I think the tutorial is good at clearly telling players what they need to do, but it’s not responding to the player at all. I don’t envy anyone the task of making a tutorial, but I had fun thinking about what I’d want to see here instead. Though no one asked, I would’ve had Lady Steward, your boss, stick around to oversee the first repair. She evaluates your efforts at the end, and featuring her early on gives a narratively coherent reason to block non-tutorial actions-- “Lady Steward said to start with by retrieving the horn; better listen to the boss and leave the crate of pottery until later”— or, better, not block but simply disapprove of other “wrong” actions (“I thought we were starting wit the horn, Nat, not the dagger” sort of thing). She could be shuffled offscreen after the first repair or, better yet, kept around to occasionally comment on your progress or provide hints if consulted. (I think this solution makes this a harder game to make, for sure, but since I’m being an armchair dev, I don’t have to worry about that.)
World & Gameplay
Overall, I was impressed by the level of description/implementation. The setting felt very well-crafted, calibrated to impress but not overwhelm new players. There were some nice custom responses for blocked actions and a smart use of environmental details as subtle in-game hints. If I recall correctly, this is LPP’s first parser, and the house style (really solid writing that pays loving attention to setting) has clearly survived the jump to a new format
There are a few outliers early on that worried me, unfortunately emphasized by the tutorial. If you follow the first real prompt shown above, which tells you that “All objects and scenery mentioned in the game may be examined,” you’ll learn that you’re wearing garments and spectacles.

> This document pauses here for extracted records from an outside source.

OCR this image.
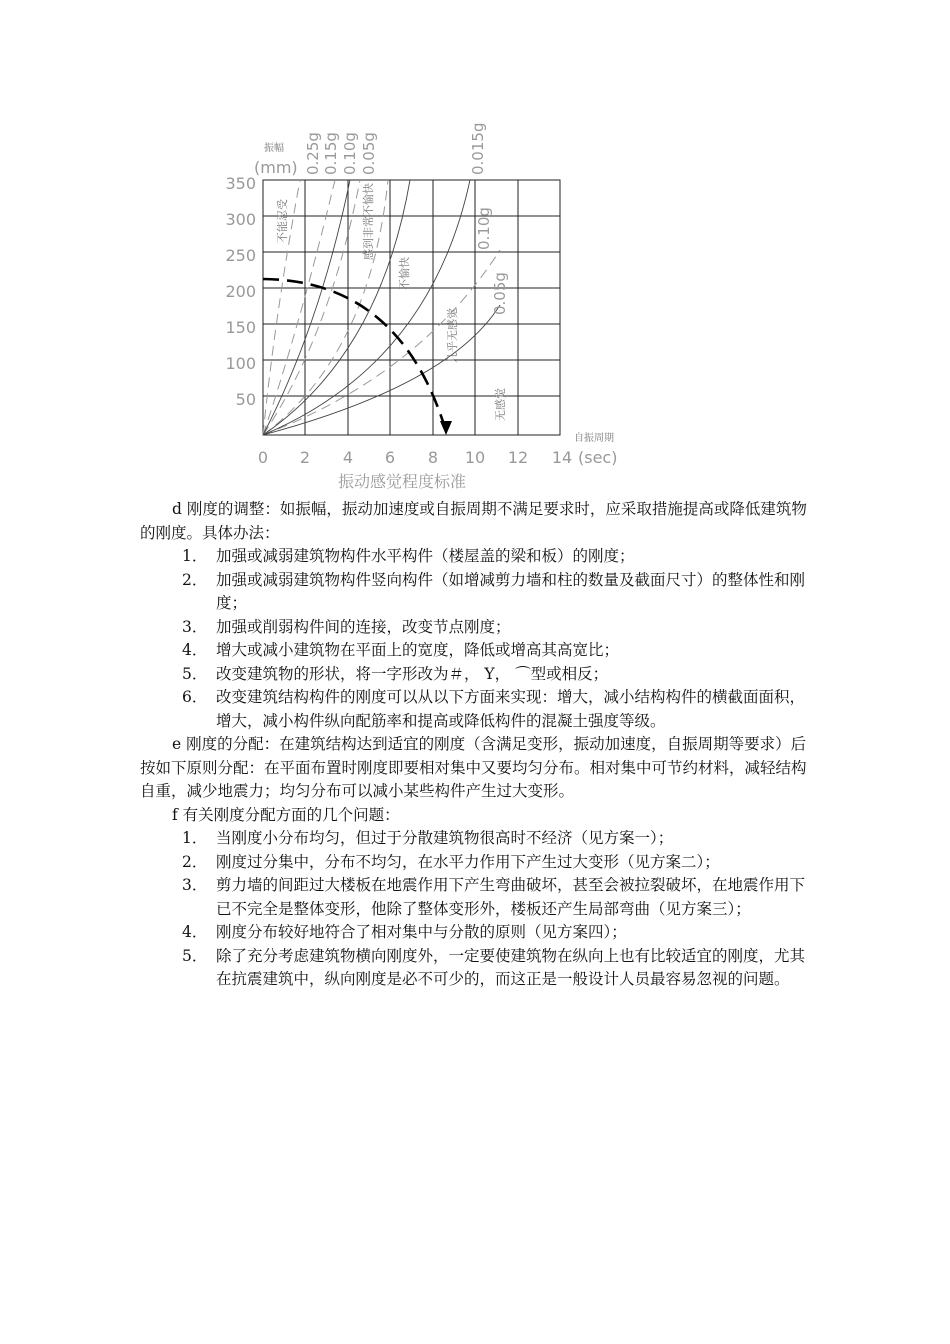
振幅
(mm)
50
100
150
200
250
300
350
自振周期
0 2 4 6 8 10 12 14 (sec)
振动感觉程度标准
0.25g 0.15g 0.10g 0.05g	0.015g
0.10g
0.05g
不能忍受	感到非常不愉快
不愉快
几乎无感觉
无感觉

d 刚度的调整：如振幅，振动加速度或自振周期不满足要求时，应采取措施提高或降低建筑物的刚度。具体办法：

1． 加强或减弱建筑物构件水平构件（楼屋盖的梁和板）的刚度；

2． 加强或减弱建筑物构件竖向构件（如增减剪力墙和柱的数量及截面尺寸）的整体性和刚度；

3． 加强或削弱构件间的连接，改变节点刚度；

4． 增大或减小建筑物在平面上的宽度，降低或增高其高宽比；

5． 改变建筑物的形状，将一字形改为＃， Y， ⌒型或相反；

6． 改变建筑结构构件的刚度可以从以下方面来实现：增大，减小结构构件的横截面面积，增大，减小构件纵向配筋率和提高或降低构件的混凝土强度等级。

e 刚度的分配：在建筑结构达到适宜的刚度（含满足变形，振动加速度，自振周期等要求）后按如下原则分配：在平面布置时刚度即要相对集中又要均匀分布。相对集中可节约材料，减轻结构自重，减少地震力；均匀分布可以减小某些构件产生过大变形。

f 有关刚度分配方面的几个问题：

1． 当刚度小分布均匀，但过于分散建筑物很高时不经济（见方案一）；

2． 刚度过分集中，分布不均匀，在水平力作用下产生过大变形（见方案二）；

3． 剪力墙的间距过大楼板在地震作用下产生弯曲破坏，甚至会被拉裂破坏，在地震作用下已不完全是整体变形，他除了整体变形外，楼板还产生局部弯曲（见方案三）；

4． 刚度分布较好地符合了相对集中与分散的原则（见方案四）；

5． 除了充分考虑建筑物横向刚度外，一定要使建筑物在纵向上也有比较适宜的刚度，尤其在抗震建筑中，纵向刚度是必不可少的，而这正是一般设计人员最容易忽视的问题。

These don’t actually exist, so if you take the tutorial at its word try to X them, you get the dreaded “you can’t see any such thing.”
This central puzzle’s overall success is such a flex. A “match the pieces together” game entirely without images is SUCH a big ask, but this game pulls it off. I had fun matching pottery shards I couldn’t even see! The writing (clear, vivid, easy to remember or quickly reference in notes) is key here. Because the process is the same for each item, I think ten items felt like a few too many; it wasn’t boring, but I started to feel the repetition, and seven or eight is probably the sweet spot. (Or maybe there are ten, but a few of the items need some attention other than repair?)
There’s some need for QoL in the repair process, imo. You can only repair something if 1) all the matching pieces are on the table, and 2) if NOTHING ELSE is on that table, including the object you most recently repaired (by default it’s placed on the table). That required “take [newly repaired item]” is easily forgotten and even outright discouraged by the description (the newly repaired pottery is held together with curing pitch and string, and I was nervous to take it!), and it’s disproportionately tedious to “repair X / [table too cluttered message] / X table / take [recently repaired item / repair X.” I’d bake something into the carry out repairing that moved the item repaired to a nearby drying rack. It’d streamline repair and give a nice diagetic excuse for not balancing 9 fragile items in your arms while you repair a 10th.
I’ve given a lot of criticism, but I only really do that to works that I like or that make me think. This was fun to play, fun to think about as a game for beginners, and fun to think about as someone who’s made a couple parsers. There were good instincts and clear skill on display here, and this is a game to be proud of.